Quercus magnosquamata

Scientific classification
- Kingdom: Plantae
- Clade: Embryophytes
- Clade: Tracheophytes
- Clade: Spermatophytes
- Clade: Angiosperms
- Clade: Eudicots
- Clade: Rosids
- Order: Fagales
- Family: Fagaceae
- Genus: Quercus
- Subgenus: Quercus subg. Cerris
- Section: Quercus sect.

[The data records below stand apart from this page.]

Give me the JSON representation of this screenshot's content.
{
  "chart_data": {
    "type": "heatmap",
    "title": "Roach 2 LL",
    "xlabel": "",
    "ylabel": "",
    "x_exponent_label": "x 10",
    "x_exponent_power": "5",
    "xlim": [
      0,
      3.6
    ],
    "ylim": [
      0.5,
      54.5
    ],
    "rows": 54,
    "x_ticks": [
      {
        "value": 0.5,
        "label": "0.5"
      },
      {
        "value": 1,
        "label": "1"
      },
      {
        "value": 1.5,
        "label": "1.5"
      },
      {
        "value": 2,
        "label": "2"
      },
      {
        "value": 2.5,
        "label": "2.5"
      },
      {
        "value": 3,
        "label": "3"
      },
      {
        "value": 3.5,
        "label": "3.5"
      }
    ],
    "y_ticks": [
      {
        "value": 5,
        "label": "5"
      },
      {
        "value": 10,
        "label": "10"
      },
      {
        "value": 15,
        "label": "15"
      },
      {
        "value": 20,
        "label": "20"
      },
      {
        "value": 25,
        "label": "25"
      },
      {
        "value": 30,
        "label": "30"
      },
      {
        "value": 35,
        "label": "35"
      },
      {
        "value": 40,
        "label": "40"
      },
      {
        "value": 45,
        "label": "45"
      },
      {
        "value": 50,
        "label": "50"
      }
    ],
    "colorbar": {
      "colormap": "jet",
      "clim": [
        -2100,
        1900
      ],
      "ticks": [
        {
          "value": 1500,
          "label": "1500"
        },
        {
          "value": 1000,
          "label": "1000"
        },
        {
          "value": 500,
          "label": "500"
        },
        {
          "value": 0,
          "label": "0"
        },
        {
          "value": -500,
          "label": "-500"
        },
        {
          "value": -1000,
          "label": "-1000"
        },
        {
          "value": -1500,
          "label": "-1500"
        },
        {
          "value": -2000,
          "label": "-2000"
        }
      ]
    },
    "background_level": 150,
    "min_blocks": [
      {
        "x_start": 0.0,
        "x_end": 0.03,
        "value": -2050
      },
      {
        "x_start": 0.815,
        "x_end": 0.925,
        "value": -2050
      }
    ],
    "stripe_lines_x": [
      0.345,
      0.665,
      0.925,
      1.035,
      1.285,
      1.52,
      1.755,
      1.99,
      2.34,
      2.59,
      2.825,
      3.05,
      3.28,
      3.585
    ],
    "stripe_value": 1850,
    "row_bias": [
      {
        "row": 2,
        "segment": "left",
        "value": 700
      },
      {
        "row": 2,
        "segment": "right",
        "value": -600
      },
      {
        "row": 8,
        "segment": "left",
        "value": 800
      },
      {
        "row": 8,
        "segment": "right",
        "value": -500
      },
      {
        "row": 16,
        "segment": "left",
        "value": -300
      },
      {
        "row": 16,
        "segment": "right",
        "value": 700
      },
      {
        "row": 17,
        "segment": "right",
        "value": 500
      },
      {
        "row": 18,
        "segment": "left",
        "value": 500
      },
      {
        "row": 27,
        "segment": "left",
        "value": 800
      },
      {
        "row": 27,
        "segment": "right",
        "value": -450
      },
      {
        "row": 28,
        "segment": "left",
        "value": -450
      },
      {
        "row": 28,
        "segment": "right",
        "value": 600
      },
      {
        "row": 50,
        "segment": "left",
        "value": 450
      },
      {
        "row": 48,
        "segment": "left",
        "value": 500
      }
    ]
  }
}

Cerris
- Species: Q. magnosquamata
- Binomial name: Quercus magnosquamata Djav.-Khoie
- Synonyms: Quercus scalaridentata Djav.-Khoie

= Quercus magnosquamata =

- Genus: Quercus
- Species: magnosquamata
- Authority: Djav.-Khoie
- Synonyms: Quercus scalaridentata Djav.-Khoie

Species of flowering plant

Quercus magnosquamata is a species of oak. It is a tree endemic to northwestern Iran, where it grows in forest in the northern Zagros Mountains. The type species was collected in the Chenareh forest of Kurdistan Province at 1580 metres elevation.

The species was described by Karim Djavanchir-Khoie in 1967, but not validly published by the standards of the International Code of Nomenclature for algae, fungi, and plants. The species was validated by Parisa Panahi and Ziba Jamzad in 2018.